The final presentation was provided by Dr Melissa Jackowski, ASRT Past President and Immediate Past Board Chair, Garner, North Carolina, USA, who discussed future applications of AI in radiography. She highlighted the value of AI systems in supporting safety in patient care: “AI could assist the radiologic technologist with dose optimisation by facilitating the building of a personalised protocol for patients and estimating radiation risk relative to cumulative dose and patient age or other parameters.” She went on to discuss other specific applications of AI that aim to improve patient safety, including the use of neural networks to train AI systems in mapping ultra-low-dose protocols. Workflow optimisation through the use of AI could help prioritise patients based on level of emergency and appropriateness, to improve both patient safety and health service efficiency. Finally, AI used in the detection of some pathologies, such as pneumothorax on chest X-ray, can escalate imaging results to radiologists more rapidly, reducing delay in diagnosis.

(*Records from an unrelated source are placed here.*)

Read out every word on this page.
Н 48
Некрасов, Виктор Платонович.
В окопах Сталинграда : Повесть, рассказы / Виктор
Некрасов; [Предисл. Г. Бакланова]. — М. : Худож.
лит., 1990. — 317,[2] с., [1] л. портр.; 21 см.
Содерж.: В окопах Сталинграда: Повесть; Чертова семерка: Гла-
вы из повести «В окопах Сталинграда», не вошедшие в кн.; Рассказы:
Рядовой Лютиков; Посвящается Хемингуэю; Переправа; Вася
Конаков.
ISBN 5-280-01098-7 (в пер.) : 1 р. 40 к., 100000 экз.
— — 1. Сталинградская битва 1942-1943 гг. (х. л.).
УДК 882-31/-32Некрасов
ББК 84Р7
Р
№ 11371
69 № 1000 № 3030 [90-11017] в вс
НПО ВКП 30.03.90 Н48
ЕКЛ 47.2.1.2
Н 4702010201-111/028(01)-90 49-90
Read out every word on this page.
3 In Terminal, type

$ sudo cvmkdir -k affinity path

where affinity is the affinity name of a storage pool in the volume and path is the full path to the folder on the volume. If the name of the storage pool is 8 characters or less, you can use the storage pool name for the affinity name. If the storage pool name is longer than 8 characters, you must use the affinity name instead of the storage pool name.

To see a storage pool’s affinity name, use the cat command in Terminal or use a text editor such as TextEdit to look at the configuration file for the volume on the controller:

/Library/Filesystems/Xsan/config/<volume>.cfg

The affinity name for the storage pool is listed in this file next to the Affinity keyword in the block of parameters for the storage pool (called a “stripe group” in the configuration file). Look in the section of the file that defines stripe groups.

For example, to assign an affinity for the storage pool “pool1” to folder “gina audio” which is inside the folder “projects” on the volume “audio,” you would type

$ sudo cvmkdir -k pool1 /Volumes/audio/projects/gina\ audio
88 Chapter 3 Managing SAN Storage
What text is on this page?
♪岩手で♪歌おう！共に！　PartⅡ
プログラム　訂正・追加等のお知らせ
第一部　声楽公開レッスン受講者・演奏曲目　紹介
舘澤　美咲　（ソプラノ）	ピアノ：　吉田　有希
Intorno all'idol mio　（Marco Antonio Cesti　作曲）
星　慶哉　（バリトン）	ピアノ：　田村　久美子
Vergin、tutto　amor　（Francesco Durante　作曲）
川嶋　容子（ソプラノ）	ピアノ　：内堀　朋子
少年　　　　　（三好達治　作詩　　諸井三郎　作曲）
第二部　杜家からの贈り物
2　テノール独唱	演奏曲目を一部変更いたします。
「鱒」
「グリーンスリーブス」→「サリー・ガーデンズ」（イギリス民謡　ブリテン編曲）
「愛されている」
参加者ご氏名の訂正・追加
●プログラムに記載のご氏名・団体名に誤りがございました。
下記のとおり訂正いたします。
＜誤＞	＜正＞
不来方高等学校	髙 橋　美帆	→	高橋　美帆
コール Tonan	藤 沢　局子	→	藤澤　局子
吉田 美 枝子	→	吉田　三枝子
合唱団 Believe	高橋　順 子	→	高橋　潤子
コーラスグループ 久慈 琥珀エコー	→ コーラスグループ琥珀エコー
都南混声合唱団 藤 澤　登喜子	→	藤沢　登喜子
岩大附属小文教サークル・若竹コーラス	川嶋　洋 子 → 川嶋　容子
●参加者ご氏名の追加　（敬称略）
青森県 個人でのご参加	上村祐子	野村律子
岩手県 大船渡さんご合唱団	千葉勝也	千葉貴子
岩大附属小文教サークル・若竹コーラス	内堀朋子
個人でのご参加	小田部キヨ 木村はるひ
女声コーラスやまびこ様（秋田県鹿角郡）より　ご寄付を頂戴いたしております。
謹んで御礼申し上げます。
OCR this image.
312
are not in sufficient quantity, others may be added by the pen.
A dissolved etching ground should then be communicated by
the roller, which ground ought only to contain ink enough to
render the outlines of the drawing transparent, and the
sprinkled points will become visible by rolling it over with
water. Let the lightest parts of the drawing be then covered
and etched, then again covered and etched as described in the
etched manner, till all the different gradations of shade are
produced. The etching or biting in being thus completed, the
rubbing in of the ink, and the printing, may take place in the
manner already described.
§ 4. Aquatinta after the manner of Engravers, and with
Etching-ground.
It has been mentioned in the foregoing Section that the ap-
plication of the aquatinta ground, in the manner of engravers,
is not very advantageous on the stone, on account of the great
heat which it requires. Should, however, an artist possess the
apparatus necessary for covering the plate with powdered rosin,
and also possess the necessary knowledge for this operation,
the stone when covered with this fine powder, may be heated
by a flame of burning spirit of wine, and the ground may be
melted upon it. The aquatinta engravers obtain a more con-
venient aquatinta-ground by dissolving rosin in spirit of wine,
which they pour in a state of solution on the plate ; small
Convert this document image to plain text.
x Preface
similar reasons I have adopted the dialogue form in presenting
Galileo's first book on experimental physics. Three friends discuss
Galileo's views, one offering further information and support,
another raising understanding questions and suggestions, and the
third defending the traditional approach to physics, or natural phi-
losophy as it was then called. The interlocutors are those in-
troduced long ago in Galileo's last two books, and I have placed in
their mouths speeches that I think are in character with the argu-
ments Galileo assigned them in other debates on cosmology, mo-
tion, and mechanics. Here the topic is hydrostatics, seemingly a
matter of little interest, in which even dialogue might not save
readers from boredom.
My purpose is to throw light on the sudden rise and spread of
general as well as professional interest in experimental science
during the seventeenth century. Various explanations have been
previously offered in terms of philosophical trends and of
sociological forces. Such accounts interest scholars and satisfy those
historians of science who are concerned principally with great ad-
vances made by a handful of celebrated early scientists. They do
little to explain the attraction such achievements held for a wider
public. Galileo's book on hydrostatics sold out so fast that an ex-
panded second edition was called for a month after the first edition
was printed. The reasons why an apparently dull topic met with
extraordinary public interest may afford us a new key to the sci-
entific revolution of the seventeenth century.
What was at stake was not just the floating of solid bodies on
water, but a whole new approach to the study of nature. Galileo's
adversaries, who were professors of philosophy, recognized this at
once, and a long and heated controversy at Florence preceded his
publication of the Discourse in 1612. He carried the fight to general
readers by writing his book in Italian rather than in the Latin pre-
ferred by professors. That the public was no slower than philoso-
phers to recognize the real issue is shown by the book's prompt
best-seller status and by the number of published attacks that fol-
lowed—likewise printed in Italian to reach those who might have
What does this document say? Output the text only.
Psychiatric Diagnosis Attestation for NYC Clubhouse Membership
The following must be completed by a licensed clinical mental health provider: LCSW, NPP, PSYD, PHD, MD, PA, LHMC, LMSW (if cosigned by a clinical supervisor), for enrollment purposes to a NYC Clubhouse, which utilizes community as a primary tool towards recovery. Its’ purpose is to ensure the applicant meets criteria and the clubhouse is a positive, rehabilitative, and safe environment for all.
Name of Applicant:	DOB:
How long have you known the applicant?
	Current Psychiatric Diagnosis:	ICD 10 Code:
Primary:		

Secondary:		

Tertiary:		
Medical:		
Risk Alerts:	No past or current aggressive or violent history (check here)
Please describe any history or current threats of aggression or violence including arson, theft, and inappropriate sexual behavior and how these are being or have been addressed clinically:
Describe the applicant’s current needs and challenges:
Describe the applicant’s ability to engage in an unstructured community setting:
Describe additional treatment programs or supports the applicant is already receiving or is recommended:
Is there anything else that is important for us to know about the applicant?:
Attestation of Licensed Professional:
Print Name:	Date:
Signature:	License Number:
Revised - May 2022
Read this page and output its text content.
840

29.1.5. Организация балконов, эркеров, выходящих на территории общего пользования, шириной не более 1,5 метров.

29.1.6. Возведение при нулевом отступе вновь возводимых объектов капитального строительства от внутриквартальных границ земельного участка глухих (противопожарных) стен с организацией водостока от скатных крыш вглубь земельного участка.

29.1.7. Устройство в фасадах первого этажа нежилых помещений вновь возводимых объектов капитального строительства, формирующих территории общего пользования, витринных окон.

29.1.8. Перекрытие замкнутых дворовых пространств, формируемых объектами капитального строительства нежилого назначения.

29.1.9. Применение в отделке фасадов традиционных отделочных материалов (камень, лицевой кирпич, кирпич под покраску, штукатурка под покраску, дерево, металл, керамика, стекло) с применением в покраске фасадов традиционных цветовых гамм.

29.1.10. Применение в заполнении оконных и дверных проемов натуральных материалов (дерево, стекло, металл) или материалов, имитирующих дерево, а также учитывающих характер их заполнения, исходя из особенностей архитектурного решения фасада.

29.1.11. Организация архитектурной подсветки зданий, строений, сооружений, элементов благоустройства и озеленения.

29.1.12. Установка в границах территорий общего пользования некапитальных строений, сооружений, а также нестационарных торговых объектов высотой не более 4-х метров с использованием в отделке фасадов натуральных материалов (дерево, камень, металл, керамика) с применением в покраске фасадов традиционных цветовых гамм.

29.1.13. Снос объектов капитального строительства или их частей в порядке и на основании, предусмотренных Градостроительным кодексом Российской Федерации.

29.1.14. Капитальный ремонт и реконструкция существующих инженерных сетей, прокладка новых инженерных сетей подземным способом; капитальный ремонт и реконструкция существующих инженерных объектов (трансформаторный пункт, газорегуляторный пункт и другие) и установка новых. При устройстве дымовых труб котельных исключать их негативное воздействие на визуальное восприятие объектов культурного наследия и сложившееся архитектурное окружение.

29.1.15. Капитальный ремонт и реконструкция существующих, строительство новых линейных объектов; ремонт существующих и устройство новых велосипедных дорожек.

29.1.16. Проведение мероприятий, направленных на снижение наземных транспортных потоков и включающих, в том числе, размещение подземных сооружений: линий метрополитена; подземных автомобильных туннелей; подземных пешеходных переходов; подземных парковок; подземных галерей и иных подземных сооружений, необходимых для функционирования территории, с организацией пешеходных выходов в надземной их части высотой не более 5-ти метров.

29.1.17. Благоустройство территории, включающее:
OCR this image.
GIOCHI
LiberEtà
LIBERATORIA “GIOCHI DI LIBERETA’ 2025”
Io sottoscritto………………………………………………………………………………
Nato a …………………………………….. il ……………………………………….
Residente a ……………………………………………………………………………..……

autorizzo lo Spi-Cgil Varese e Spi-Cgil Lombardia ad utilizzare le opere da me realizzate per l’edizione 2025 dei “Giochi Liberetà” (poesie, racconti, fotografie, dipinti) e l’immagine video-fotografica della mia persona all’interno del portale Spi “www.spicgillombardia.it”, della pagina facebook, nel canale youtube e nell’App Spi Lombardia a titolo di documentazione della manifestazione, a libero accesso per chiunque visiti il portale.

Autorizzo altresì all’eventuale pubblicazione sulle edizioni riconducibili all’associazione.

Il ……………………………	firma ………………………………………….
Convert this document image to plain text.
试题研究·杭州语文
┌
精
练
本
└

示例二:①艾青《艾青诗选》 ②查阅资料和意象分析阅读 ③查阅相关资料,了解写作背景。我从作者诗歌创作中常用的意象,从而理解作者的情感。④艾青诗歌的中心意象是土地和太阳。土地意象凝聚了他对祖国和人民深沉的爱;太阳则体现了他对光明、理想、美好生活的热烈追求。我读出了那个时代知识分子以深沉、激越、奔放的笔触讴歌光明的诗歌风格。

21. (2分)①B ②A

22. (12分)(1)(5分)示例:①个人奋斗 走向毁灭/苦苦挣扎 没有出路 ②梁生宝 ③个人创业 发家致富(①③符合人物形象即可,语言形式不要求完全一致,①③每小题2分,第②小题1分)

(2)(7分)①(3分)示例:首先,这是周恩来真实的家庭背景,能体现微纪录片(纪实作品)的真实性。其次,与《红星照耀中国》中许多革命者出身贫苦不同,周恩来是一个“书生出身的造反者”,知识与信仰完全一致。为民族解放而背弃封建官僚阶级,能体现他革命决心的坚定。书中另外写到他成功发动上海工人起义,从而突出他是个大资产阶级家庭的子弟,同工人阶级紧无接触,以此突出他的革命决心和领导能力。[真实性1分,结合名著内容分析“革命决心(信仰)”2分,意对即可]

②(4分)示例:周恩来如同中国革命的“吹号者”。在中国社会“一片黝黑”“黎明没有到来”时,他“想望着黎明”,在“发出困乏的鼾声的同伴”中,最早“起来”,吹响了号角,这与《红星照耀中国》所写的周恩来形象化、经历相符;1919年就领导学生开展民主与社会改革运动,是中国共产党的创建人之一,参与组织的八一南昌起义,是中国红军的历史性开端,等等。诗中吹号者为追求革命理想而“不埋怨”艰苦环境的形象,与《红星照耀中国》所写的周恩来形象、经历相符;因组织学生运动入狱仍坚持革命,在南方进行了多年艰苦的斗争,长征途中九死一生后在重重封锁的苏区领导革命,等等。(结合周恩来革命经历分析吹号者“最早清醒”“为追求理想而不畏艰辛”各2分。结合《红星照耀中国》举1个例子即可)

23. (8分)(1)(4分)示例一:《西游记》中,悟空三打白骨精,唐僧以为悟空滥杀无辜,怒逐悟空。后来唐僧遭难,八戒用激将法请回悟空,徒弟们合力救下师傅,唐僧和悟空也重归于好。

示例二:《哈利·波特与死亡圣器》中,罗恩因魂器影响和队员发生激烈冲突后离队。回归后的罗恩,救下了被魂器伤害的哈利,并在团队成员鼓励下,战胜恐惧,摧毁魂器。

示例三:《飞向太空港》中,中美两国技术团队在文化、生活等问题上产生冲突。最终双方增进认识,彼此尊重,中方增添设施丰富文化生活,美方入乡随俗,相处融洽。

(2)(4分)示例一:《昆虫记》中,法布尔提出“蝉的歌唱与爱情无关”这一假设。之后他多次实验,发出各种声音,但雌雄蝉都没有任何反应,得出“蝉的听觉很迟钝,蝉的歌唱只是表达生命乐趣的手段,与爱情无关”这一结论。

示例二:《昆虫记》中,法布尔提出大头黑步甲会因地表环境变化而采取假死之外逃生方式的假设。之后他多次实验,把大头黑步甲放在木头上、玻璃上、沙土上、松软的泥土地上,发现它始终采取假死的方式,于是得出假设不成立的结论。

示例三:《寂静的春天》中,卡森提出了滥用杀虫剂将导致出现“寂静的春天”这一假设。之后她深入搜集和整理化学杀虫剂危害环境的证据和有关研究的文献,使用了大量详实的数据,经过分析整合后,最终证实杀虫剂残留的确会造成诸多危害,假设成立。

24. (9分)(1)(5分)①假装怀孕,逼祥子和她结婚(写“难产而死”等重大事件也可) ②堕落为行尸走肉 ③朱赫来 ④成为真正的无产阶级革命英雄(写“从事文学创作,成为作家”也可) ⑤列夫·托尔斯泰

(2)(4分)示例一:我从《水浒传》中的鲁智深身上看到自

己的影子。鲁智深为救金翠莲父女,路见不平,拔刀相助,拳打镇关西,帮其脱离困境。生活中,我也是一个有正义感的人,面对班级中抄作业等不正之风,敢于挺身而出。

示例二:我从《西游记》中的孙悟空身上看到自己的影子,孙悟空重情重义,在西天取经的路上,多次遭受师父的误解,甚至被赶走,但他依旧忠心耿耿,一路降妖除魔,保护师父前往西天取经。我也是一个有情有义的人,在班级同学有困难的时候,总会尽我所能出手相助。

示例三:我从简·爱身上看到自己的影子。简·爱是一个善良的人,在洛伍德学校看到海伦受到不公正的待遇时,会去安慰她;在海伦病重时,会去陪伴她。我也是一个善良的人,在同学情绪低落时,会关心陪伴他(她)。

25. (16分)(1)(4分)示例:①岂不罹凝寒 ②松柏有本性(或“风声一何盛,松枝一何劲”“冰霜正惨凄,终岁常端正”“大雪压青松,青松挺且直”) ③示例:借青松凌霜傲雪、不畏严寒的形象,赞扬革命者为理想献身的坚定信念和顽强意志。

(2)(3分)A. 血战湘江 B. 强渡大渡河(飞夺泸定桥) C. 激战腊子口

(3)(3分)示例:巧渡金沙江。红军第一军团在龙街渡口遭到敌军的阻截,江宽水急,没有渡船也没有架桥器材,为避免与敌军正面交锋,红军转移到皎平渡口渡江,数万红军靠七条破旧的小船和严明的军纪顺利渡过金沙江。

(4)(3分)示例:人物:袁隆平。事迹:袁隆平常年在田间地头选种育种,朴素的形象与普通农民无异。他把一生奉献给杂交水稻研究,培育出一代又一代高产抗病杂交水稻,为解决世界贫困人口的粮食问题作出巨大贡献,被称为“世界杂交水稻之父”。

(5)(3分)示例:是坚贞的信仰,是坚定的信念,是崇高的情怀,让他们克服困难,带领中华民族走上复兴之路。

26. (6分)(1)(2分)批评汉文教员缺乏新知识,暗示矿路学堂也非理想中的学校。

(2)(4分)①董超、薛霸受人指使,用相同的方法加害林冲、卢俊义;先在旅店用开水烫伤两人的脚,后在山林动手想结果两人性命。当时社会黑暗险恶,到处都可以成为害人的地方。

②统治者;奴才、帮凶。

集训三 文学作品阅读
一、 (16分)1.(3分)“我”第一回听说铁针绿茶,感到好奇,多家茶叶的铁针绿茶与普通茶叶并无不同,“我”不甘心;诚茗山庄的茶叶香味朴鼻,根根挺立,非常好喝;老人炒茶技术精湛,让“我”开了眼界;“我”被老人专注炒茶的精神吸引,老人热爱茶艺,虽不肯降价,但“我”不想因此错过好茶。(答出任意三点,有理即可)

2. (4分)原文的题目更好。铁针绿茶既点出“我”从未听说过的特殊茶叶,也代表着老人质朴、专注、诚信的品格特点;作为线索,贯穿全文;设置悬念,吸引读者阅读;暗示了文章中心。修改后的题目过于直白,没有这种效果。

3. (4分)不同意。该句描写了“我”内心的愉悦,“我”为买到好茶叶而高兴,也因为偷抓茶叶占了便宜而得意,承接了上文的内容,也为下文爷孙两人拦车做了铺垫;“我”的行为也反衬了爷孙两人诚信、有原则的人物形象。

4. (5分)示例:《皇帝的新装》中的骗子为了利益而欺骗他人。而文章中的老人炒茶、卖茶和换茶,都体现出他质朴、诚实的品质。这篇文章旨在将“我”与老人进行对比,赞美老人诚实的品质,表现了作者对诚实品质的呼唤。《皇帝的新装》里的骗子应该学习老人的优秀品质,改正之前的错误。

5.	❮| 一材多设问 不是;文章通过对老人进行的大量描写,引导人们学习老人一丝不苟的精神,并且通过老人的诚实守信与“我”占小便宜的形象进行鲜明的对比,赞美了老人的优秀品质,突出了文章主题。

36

Despite the capabilities of AI and potential benefits for patient safety and health service workflow, there are challenges to its incorporation into clinical practice. Dr Jackowski spoke of the limitations of machine learning, particularly as AI algorithms can only determine decisions once information reaches a ‘tipping point’ and cannot extrapolate from incomplete data or make judgement calls in the way that humans can. In addition to ethical and data concerns, Dr Jackowski addressed the challenges for medical imaging professions in developing education, training, and workplace task flows that support understanding and application of AI, and are flexible enough to evolve with this rapidly developing field. Disruption to workflow and workforces as education and training requirements shift requires support and education of the existing medical imaging workforce. To facilitate this evolution, Dr Jackowski advocated for radiographers and medical imaging professionals to lead efforts to incorporate these AI systems into clinical use, to champion the focus on quality and safety in patient care, and to encourage ethical guideline conformity across stakeholder groups. She emphasised the opportunity for radiographers and medical imaging professionals to act as “pioneers” in incorporating AI into practice: “become involved in laying the groundwork for ethical, practical, patient safety, and clinical aspects of AI in their responsibilities and for the betterment of patient care.”